Oysa tarih farklı bir söylemi haklı kılmakta. Malazgirt Savaşı ile birlikte Türkler Avrupa içinde yer alma kararlığını açıkça belirtmiş bulunuyor.

Elbette bunlar bizi tipik bir Batılı ülke yapmaz. Ama farkın altını kalın biçimde çizip benzerlikleri yok saymak da çok yanlış.

Geçtiğimiz bayram ve yılbaşı tatili sırasında İsmet Özel'in bir yazısı dikkatimi çekti. Özel, 'Avrupa tarihi Türk varlığı hesaba katılmaksızın yazıldığı takdirde ortaya eciş bücüş bir hikaye çıkar' diyor. Çok doğru. Aynı şey, Türk tarihi açısından da geçerli.

Murat Bardakçı'nın 'Ramazan Çadırı'nda çıkan bir başka yazı ise aynı konuyu işliyordu. Bardakçı, yazısında Türk ve Avrupa yemek adetlerine değinmiş: 'Biz şark dünyasının hemen her yerinde olduğu gibi yemeklerimizi tarih boyunca hep yerde yedik. Yerlere 'sofra' denilen şık örtüler serer, bunların üzerine siniler koyar, yemekleri sinilere dizer ve etrafında diz çöküp afiyetle yerdik. (...) Bu adet on dokuzuncu asrın ortalarına, Tanzimat dönemine kadar yüzyıllar boyunca hiç değişmeden devam etti...'

Bardakçı daha ilerideki satırlarda bu adetin Tanzimat'la birlikte değiştiğini yazıyor. Masa ve sandalyenin, çatal ve bıçağın gündelik hayatımıza girdiğini söylüyor. Sonra da kuraldışı bazı durumları anlatıyor.

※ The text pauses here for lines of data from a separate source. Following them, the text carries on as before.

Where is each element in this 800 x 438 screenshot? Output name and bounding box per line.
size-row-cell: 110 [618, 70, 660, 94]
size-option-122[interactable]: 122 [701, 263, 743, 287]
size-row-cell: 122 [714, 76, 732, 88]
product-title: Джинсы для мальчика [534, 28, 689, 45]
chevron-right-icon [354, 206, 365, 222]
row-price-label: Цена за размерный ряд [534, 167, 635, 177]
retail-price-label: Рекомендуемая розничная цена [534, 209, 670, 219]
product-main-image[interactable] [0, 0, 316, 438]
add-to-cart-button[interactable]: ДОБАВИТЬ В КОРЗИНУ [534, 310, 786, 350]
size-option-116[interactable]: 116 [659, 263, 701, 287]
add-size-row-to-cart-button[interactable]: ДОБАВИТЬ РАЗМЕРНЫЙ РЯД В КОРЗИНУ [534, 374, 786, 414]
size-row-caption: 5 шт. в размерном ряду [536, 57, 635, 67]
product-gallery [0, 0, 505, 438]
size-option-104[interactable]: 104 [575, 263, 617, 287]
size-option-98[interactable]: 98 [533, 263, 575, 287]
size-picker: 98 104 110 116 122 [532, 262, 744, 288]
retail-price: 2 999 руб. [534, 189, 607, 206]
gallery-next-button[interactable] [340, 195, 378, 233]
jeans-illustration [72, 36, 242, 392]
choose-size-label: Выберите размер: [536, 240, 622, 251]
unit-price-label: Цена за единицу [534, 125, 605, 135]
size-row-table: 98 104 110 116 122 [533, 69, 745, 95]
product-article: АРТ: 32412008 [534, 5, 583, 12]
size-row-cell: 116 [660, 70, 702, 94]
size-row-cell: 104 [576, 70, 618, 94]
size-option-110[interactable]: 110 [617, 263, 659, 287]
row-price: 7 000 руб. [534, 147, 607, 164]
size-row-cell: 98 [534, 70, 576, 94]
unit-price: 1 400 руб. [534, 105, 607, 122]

Murat Bardakçı'nın tespitleri elbette çok doğru. Bugün onu açacak değilim. Endişem, bu yazının okurlarda 'Biz bize benzeriz' yargısını pekiştirmesi. Oysa gerçek böyle değil.

ÇATAL YERİNE EKMEK

Örnek olsun diye bugün bazı Ortaçağ Batı adetlerinden söz edeceğim. Çerçeveyi de yeme içme görgüsüne ilişkin kurallar oluşturacak.

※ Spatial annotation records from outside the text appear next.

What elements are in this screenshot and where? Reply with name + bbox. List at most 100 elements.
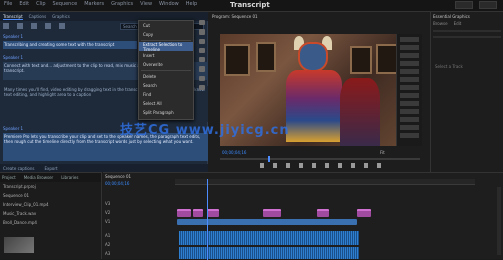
tab-edit[interactable]: Edit bbox=[454, 21, 462, 26]
create-captions-button[interactable]: Create captions bbox=[3, 166, 35, 171]
tab-transcript[interactable]: Transcript bbox=[3, 14, 23, 20]
project-item[interactable]: Transcript.prproj bbox=[0, 182, 101, 191]
tab-project[interactable]: Project bbox=[2, 175, 16, 180]
menu-graphics[interactable]: Graphics bbox=[111, 1, 133, 7]
menu-file[interactable]: File bbox=[4, 1, 12, 7]
time-ruler[interactable] bbox=[175, 179, 475, 185]
menu-item-copy[interactable]: Copy bbox=[139, 30, 193, 39]
transcript-paragraph[interactable]: Transcribing and creating some text with… bbox=[3, 41, 137, 49]
link-icon[interactable] bbox=[45, 23, 51, 29]
side-control-row[interactable] bbox=[400, 117, 419, 122]
timeline-scrollbar[interactable] bbox=[497, 187, 501, 255]
tab-media-browser[interactable]: Media Browser bbox=[24, 175, 54, 180]
side-control-row[interactable] bbox=[400, 45, 419, 50]
audio-waveform-a1[interactable] bbox=[179, 231, 359, 245]
ripple-edit-tool-icon[interactable] bbox=[199, 38, 205, 44]
menu-window[interactable]: Window bbox=[159, 1, 179, 7]
monitor-playhead[interactable] bbox=[268, 156, 270, 162]
ellipsis-icon[interactable] bbox=[17, 23, 23, 29]
track-header-v3[interactable]: V3 bbox=[105, 199, 173, 208]
timeline-playhead[interactable] bbox=[207, 179, 208, 260]
video-clip[interactable] bbox=[177, 209, 191, 217]
menu-item-select-all[interactable]: Select All bbox=[139, 99, 193, 108]
menu-sequence[interactable]: Sequence bbox=[53, 1, 78, 7]
track-header-a1[interactable]: A1 bbox=[105, 231, 173, 240]
side-control-row[interactable] bbox=[400, 85, 419, 90]
menu-item-extract-selection[interactable]: Extract Selection to Timeline bbox=[139, 42, 193, 52]
zoom-select[interactable]: Fit bbox=[380, 150, 385, 155]
side-control-row[interactable] bbox=[400, 69, 419, 74]
program-timecode[interactable]: 00;00;04;16 bbox=[222, 150, 246, 155]
project-item[interactable]: Music_Track.wav bbox=[0, 209, 101, 218]
menu-item-insert[interactable]: Insert bbox=[139, 51, 193, 60]
clip-thumbnail[interactable] bbox=[4, 237, 34, 253]
tab-graphics[interactable]: Graphics bbox=[52, 14, 70, 19]
menu-help[interactable]: Help bbox=[186, 1, 197, 7]
side-control-row[interactable] bbox=[400, 37, 419, 42]
menu-view[interactable]: View bbox=[140, 1, 152, 7]
add-icon[interactable] bbox=[59, 23, 65, 29]
tab-browse[interactable]: Browse bbox=[433, 21, 448, 26]
export-button[interactable]: Export bbox=[45, 166, 58, 171]
video-clip[interactable] bbox=[207, 209, 219, 217]
speaker-label[interactable]: Speaker 1 bbox=[3, 55, 23, 60]
share-button[interactable] bbox=[455, 1, 473, 9]
side-control-row[interactable] bbox=[400, 125, 419, 130]
track-select-tool-icon[interactable] bbox=[199, 29, 205, 35]
speaker-label[interactable]: Speaker 1 bbox=[3, 34, 23, 39]
video-clip-v1[interactable] bbox=[177, 219, 357, 225]
menu-item-split-paragraph[interactable]: Split Paragraph bbox=[139, 108, 193, 117]
track-header-v2[interactable]: V2 bbox=[105, 208, 173, 217]
menu-edit[interactable]: Edit bbox=[19, 1, 29, 7]
lift-icon[interactable] bbox=[351, 163, 355, 168]
extract-icon[interactable] bbox=[364, 163, 368, 168]
menu-item-delete[interactable]: Delete bbox=[139, 72, 193, 81]
menu-item-search[interactable]: Search bbox=[139, 81, 193, 90]
project-item[interactable]: Broll_Dance.mp4 bbox=[0, 218, 101, 227]
mark-out-icon[interactable] bbox=[273, 163, 277, 168]
video-clip[interactable] bbox=[263, 209, 281, 217]
audio-waveform-a2[interactable] bbox=[179, 247, 359, 259]
project-item[interactable]: Interview_Clip_01.mp4 bbox=[0, 200, 101, 209]
selection-tool-icon[interactable] bbox=[199, 20, 205, 26]
workspace-button[interactable] bbox=[479, 1, 497, 9]
side-control-row[interactable] bbox=[400, 109, 419, 114]
track-header-v1[interactable]: V1 bbox=[105, 217, 173, 226]
hand-tool-icon[interactable] bbox=[199, 75, 205, 81]
side-control-row[interactable] bbox=[400, 53, 419, 58]
side-control-row[interactable] bbox=[400, 93, 419, 98]
video-clip[interactable] bbox=[357, 209, 371, 217]
slip-tool-icon[interactable] bbox=[199, 57, 205, 63]
menu-item-overwrite[interactable]: Overwrite bbox=[139, 60, 193, 69]
pencil-icon[interactable] bbox=[31, 23, 37, 29]
monitor-scrubber[interactable] bbox=[220, 156, 420, 162]
go-to-out-icon[interactable] bbox=[338, 163, 342, 168]
menu-item-cut[interactable]: Cut bbox=[139, 21, 193, 30]
track-header-a3[interactable]: A3 bbox=[105, 249, 173, 258]
menu-item-find[interactable]: Find bbox=[139, 90, 193, 99]
timeline-timecode[interactable]: 00;00;04;16 bbox=[105, 181, 129, 186]
side-control-row[interactable] bbox=[400, 77, 419, 82]
video-clip[interactable] bbox=[193, 209, 203, 217]
track-header-a2[interactable]: A2 bbox=[105, 240, 173, 249]
tab-captions[interactable]: Captions bbox=[29, 14, 47, 19]
speaker-label[interactable]: Speaker 1 bbox=[3, 126, 23, 131]
play-icon[interactable] bbox=[312, 163, 316, 168]
type-tool-icon[interactable] bbox=[199, 84, 205, 90]
align-icon[interactable] bbox=[3, 23, 9, 29]
side-control-row[interactable] bbox=[400, 61, 419, 66]
step-forward-icon[interactable] bbox=[325, 163, 329, 168]
export-frame-icon[interactable] bbox=[377, 163, 381, 168]
menu-clip[interactable]: Clip bbox=[36, 1, 45, 7]
mark-in-icon[interactable] bbox=[260, 163, 264, 168]
video-clip[interactable] bbox=[317, 209, 329, 217]
go-to-in-icon[interactable] bbox=[286, 163, 290, 168]
pen-tool-icon[interactable] bbox=[199, 66, 205, 72]
project-item[interactable]: Sequence 01 bbox=[0, 191, 101, 200]
menu-markers[interactable]: Markers bbox=[84, 1, 104, 7]
side-control-row[interactable] bbox=[400, 101, 419, 106]
step-back-icon[interactable] bbox=[299, 163, 303, 168]
tab-libraries[interactable]: Libraries bbox=[61, 175, 78, 180]
side-control-row[interactable] bbox=[400, 133, 419, 138]
razor-tool-icon[interactable] bbox=[199, 47, 205, 53]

Bize özgü sayılan sofra geleneklerinden biri olarak sık sık 'ortadan yemek yeme' adeti anılır. Peki, Avrupa'da ezelden beri kişisel bir servis mi söz konusuydu?

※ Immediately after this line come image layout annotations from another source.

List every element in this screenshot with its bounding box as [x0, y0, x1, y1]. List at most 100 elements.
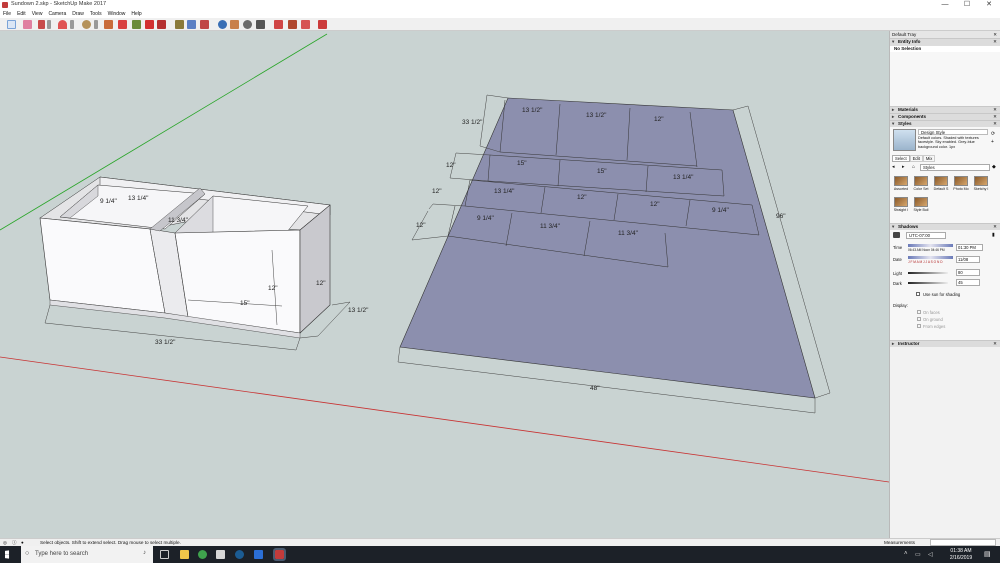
file-explorer-icon[interactable]	[180, 550, 189, 559]
rotate-icon[interactable]	[132, 20, 141, 29]
style-thumb-colorset[interactable]	[914, 176, 928, 186]
follow-me-icon[interactable]	[157, 20, 166, 29]
menu-tools[interactable]: Tools	[87, 10, 105, 18]
light-input[interactable]: 80	[956, 269, 980, 276]
extension-icon[interactable]	[288, 20, 297, 29]
shadow-settings-icon[interactable]: ▮	[992, 232, 995, 238]
minimize-button[interactable]: —	[934, 0, 956, 10]
style-name-field[interactable]: Design Style	[918, 129, 988, 135]
warehouse-icon[interactable]	[274, 20, 283, 29]
zoom-extents-icon[interactable]	[256, 20, 265, 29]
tab-select[interactable]: Select	[892, 155, 910, 162]
move-icon[interactable]	[118, 20, 127, 29]
orbit-icon[interactable]	[218, 20, 227, 29]
plywood-board[interactable]	[399, 97, 816, 399]
styles-dropdown[interactable]: Styles	[920, 164, 990, 171]
paint-bucket-icon[interactable]	[187, 20, 196, 29]
timezone-select[interactable]: UTC-07:00	[906, 232, 946, 239]
create-style-icon[interactable]: +	[991, 139, 994, 145]
menu-view[interactable]: View	[29, 10, 46, 18]
home-icon[interactable]: ⌂	[912, 164, 915, 170]
materials-header[interactable]: ▸ Materials ✕	[890, 106, 1000, 113]
text-icon[interactable]	[200, 20, 209, 29]
sketchup-taskbar-icon[interactable]	[273, 548, 286, 561]
windows-start-icon[interactable]	[5, 550, 10, 559]
dark-slider[interactable]	[908, 282, 948, 284]
pencil-icon[interactable]	[38, 20, 45, 29]
shape-icon[interactable]	[82, 20, 91, 29]
back-icon[interactable]: ◂	[892, 164, 895, 170]
instructor-close-icon[interactable]: ✕	[993, 341, 997, 347]
menu-draw[interactable]: Draw	[69, 10, 87, 18]
components-header[interactable]: ▸ Components ✕	[890, 113, 1000, 120]
chevron-down-icon[interactable]	[70, 20, 74, 29]
model-viewport[interactable]: 96" 48" 33 1/2" 12" 12" 12" 13 1/2" 13 1…	[0, 31, 889, 538]
eraser-icon[interactable]	[23, 20, 32, 29]
shadow-toggle-icon[interactable]	[893, 232, 900, 238]
style-thumb-builder[interactable]	[914, 197, 928, 207]
task-view-icon[interactable]	[160, 550, 169, 559]
close-button[interactable]: ✕	[978, 0, 1000, 10]
speaker-box[interactable]	[39, 176, 331, 339]
dark-input[interactable]: 45	[956, 279, 980, 286]
update-style-icon[interactable]: ⟳	[991, 131, 995, 137]
menu-window[interactable]: Window	[105, 10, 129, 18]
tray-chevron-icon[interactable]: ˄	[904, 551, 908, 557]
chevron-down-icon[interactable]	[47, 20, 51, 29]
light-slider[interactable]	[908, 272, 948, 274]
chevron-down-icon[interactable]	[94, 20, 98, 29]
menu-edit[interactable]: Edit	[14, 10, 29, 18]
style-thumb-straight[interactable]	[894, 197, 908, 207]
share-icon[interactable]	[301, 20, 310, 29]
notification-icon[interactable]: ▤	[984, 550, 991, 558]
style-thumb-sketchy[interactable]	[974, 176, 988, 186]
style-thumb-photo[interactable]	[954, 176, 968, 186]
menu-file[interactable]: File	[0, 10, 14, 18]
chrome-icon[interactable]	[198, 550, 207, 559]
date-slider[interactable]	[908, 256, 953, 259]
entity-info-header[interactable]: ▾ Entity Info ✕	[890, 38, 1000, 45]
entity-info-close-icon[interactable]: ✕	[993, 39, 997, 45]
select-icon[interactable]	[7, 20, 16, 29]
use-sun-checkbox[interactable]	[916, 292, 920, 296]
network-icon[interactable]: ▭	[915, 551, 921, 558]
zoom-icon[interactable]	[243, 20, 252, 29]
arc-icon[interactable]	[58, 20, 67, 29]
pushpull-icon[interactable]	[104, 20, 113, 29]
menu-camera[interactable]: Camera	[45, 10, 69, 18]
maximize-button[interactable]: ☐	[956, 0, 978, 10]
clock-time[interactable]: 01:38 AM	[946, 548, 976, 554]
style-thumb-assorted[interactable]	[894, 176, 908, 186]
extension-warehouse-icon[interactable]	[318, 20, 327, 29]
tab-edit[interactable]: Edit	[909, 155, 923, 162]
steam-icon[interactable]	[235, 550, 244, 559]
menu-help[interactable]: Help	[128, 10, 144, 18]
store-icon[interactable]	[216, 550, 225, 559]
pan-icon[interactable]	[230, 20, 239, 29]
instructor-header[interactable]: ▸ Instructor ✕	[890, 340, 1000, 347]
on-ground-checkbox[interactable]	[917, 317, 921, 321]
forward-icon[interactable]: ▸	[902, 164, 905, 170]
clock-date[interactable]: 2/16/2019	[946, 555, 976, 561]
tray-close-icon[interactable]: ✕	[993, 31, 997, 38]
vpn-icon[interactable]	[254, 550, 263, 559]
details-icon[interactable]: ◆	[992, 164, 996, 170]
from-edges-checkbox[interactable]	[917, 324, 921, 328]
tab-mix[interactable]: Mix	[922, 155, 936, 162]
dim-board-length: 96"	[776, 213, 786, 220]
shadows-header[interactable]: ▾ Shadows ✕	[890, 223, 1000, 230]
taskbar-search[interactable]: ○ Type here to search ♪	[21, 546, 153, 563]
style-label-builder: Style Buil	[913, 208, 929, 212]
time-slider[interactable]	[908, 244, 953, 247]
on-faces-checkbox[interactable]	[917, 310, 921, 314]
scale-icon[interactable]	[145, 20, 154, 29]
microphone-icon[interactable]: ♪	[143, 550, 146, 556]
style-thumb-default[interactable]	[934, 176, 948, 186]
measurements-input[interactable]	[930, 539, 996, 546]
time-input[interactable]: 01:30 PM	[956, 244, 983, 251]
date-input[interactable]: 11/08	[956, 256, 980, 263]
tape-measure-icon[interactable]	[175, 20, 184, 29]
user-icon[interactable]: ●	[21, 540, 24, 545]
styles-header[interactable]: ▾ Styles ✕	[890, 120, 1000, 127]
volume-icon[interactable]: ◁	[928, 551, 933, 558]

Kültür tarihçisi Reay Tannahill bu sorunun cevabını şöyle veriyor: ‘Ortaçağ'da Avrupa'da sadece büyük adamlara kişisel servis yapılırdı. (Yeri gelmişken Murat Bardakçı'nın yazısındaki bir cümleye atıfta bulunayım. Bardakçı aynı dönem Osmanlısı’ndan söz ederken, 'Hükümdarlar ise yemeklerini tek başlarına yerlerdi ve bu protokolün bir parçasıydı' diyor.) Diğerleri ise, eğer masanın yalnız bir yanına oturmuşlarsa, çiftler halinde yerlerdi. Masanın iki yanına da oturulması halinde ise dört kişiye bir servis konurdu.’ Demek 'ortadan yemek yemek' bize özgü bir adet değilmiş!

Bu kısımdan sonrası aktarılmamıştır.